We now need to evaluate the integral. Here is that work.

\[\begin{align*}\int_{1}^{4}{{2{z^5}\sqrt {2 + 9{z^2}} \,dz}} & = \frac{{16\sqrt 2 }}{{729}}\int_{{1.1303}}^{{1.4535}}{{{{\left[ {{{\sec }^2}\left( \theta \right) - 1} \right]}^2}{{\sec }^2}\left( \theta \right)\,\,\tan \left( \theta \right)\sec \left( \theta \right)d\theta }}\\ & = \frac{{16\sqrt 2 }}{{729}}\int_{{\sec \left( {1.1303} \right)}}^{{\sec \left( {1.4535} \right)}}{{{{\left[ {{u^2} - 1} \right]}^2}{u^2}du}}\hspace{0.75in}u = \sec \left( \theta \right)\\ & = \frac{{16\sqrt 2 }}{{729}}\int_{{2.3452}}^{{8.5440}}{{{u^6} - 2{u^4} + {u^2}du}}\\ & = \left. {\frac{{16\sqrt 2 }}{{729}}\left[ {\frac{1}{7}{u^7} - \frac{2}{5}{u^5} + \frac{1}{3}{u^3}} \right]} \right|_{2.3452}^{8.5440} = \require{bbox} \bbox[2pt,border:1px solid black]{{14178.20559}}\end{align*}\]

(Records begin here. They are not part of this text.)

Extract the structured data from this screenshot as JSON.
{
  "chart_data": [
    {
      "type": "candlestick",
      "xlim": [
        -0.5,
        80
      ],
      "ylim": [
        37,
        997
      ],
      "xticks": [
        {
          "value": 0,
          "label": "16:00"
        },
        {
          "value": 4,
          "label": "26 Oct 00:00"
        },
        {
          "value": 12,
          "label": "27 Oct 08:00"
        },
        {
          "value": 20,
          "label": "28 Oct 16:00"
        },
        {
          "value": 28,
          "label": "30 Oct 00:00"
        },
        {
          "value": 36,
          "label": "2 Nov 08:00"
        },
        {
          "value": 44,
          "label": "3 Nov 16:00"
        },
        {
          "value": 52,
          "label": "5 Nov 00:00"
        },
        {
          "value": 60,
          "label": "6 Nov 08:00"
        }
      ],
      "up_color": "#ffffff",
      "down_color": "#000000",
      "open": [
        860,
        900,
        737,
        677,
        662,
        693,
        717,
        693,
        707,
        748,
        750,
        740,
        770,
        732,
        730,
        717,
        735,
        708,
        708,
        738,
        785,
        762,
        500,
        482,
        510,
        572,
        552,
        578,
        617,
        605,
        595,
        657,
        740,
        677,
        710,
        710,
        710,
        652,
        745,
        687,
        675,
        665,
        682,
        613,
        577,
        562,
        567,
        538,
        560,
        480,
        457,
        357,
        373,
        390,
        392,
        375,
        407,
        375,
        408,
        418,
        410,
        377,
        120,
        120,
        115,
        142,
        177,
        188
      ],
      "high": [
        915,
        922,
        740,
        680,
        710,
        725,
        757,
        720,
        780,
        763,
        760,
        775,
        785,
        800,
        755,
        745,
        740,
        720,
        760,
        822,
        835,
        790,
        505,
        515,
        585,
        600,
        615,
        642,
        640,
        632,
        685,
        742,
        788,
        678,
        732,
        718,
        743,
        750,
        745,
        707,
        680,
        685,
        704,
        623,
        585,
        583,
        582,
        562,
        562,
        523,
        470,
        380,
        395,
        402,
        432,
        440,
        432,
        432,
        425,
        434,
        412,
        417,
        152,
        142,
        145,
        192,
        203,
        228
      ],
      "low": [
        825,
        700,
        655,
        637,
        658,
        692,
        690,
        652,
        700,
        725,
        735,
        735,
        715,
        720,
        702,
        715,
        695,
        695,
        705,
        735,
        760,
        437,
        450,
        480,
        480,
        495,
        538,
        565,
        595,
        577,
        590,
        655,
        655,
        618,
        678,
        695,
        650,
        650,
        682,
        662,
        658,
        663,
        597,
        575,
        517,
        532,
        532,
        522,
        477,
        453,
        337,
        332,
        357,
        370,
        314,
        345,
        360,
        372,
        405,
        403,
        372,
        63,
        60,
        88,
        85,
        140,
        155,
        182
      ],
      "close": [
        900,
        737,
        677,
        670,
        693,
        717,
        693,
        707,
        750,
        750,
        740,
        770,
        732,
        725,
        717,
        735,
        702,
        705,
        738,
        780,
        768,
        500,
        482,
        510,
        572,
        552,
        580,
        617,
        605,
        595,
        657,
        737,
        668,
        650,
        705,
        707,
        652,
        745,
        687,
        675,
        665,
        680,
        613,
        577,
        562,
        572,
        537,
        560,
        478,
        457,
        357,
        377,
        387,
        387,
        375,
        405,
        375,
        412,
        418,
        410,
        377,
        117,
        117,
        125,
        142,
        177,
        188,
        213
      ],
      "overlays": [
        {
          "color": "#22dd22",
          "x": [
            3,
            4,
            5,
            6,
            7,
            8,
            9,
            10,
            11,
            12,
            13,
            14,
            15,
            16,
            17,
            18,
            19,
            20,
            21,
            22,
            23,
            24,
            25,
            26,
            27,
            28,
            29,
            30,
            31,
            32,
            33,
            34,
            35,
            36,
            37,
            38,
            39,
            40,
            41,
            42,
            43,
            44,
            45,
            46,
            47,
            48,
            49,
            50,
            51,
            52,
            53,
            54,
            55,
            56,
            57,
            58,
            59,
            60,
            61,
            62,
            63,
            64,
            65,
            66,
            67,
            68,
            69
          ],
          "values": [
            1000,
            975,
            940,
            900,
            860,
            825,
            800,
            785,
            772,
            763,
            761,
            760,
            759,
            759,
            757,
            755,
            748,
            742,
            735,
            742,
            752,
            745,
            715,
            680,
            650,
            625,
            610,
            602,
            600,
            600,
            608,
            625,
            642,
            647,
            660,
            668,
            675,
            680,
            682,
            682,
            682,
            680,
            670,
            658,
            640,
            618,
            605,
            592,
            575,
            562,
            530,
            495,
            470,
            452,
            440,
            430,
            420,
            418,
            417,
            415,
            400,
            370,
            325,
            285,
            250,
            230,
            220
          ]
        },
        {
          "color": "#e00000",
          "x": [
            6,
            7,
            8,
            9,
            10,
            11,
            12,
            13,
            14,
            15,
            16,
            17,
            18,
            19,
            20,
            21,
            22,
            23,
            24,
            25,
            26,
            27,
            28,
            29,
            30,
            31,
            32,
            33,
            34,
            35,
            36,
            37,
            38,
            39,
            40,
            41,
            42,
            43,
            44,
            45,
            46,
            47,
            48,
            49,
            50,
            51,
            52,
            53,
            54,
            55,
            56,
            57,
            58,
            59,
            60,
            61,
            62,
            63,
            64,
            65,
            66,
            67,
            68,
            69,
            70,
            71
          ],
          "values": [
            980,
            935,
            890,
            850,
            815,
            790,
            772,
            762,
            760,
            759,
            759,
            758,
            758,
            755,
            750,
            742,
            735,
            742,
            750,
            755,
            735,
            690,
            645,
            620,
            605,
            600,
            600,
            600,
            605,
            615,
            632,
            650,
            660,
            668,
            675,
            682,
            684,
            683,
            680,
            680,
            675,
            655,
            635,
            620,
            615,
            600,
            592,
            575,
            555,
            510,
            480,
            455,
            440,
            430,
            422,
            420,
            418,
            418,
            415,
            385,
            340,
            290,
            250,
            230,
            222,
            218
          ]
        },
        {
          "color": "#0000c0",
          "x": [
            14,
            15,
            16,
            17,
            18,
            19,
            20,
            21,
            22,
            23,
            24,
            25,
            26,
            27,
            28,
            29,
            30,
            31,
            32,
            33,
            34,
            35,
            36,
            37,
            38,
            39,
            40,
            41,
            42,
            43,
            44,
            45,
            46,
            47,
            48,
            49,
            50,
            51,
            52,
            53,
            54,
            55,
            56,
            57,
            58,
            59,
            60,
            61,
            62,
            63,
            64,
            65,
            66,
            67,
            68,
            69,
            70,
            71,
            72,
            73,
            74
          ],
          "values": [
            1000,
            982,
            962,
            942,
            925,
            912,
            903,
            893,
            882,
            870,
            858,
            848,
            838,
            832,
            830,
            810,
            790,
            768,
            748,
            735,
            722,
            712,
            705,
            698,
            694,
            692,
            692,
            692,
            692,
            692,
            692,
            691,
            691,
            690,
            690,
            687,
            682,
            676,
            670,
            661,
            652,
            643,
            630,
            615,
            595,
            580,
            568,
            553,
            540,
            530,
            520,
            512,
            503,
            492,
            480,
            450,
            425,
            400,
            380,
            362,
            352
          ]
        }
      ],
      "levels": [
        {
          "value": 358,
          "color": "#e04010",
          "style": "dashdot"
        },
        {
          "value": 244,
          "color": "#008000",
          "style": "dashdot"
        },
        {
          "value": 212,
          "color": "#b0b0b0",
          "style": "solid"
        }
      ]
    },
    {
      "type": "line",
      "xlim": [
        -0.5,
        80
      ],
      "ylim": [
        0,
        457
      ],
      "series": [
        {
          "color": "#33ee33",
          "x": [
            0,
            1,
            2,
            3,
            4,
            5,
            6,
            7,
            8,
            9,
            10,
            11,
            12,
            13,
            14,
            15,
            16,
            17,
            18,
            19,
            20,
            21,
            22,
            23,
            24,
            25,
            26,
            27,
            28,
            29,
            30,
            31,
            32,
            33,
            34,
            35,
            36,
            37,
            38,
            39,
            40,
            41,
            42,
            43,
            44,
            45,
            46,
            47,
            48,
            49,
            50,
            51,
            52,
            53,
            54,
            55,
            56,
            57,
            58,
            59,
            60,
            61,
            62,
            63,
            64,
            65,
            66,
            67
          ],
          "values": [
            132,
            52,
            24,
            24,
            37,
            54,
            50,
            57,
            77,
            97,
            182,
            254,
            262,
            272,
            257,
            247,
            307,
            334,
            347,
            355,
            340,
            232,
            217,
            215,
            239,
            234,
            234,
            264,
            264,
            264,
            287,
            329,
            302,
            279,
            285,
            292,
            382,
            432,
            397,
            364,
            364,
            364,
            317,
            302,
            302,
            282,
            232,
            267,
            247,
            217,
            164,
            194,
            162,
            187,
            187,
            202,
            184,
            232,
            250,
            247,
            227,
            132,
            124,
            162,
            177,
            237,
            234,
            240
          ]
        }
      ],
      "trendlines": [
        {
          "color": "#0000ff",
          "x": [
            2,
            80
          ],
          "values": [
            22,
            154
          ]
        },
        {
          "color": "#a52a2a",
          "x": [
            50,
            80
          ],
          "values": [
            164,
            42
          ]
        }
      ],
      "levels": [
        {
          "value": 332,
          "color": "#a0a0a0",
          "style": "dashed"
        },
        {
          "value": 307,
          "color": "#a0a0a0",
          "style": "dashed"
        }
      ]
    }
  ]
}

Don’t forget all the “standard” manipulations of the integrand that we often need to do in order to evaluate integrals involving trig functions. If you don’t recall them you’ll need to go back to the previous section and work some practice problems to get good at them.

Every trig substitution problem reduces down to an integral involving trig functions and the majority of them will need some manipulation of the integrand in order to evaluate.

Also, note that because we converted the limits at every substitution into limits for the “new” variable we did not need to do any back substitution work on our answer!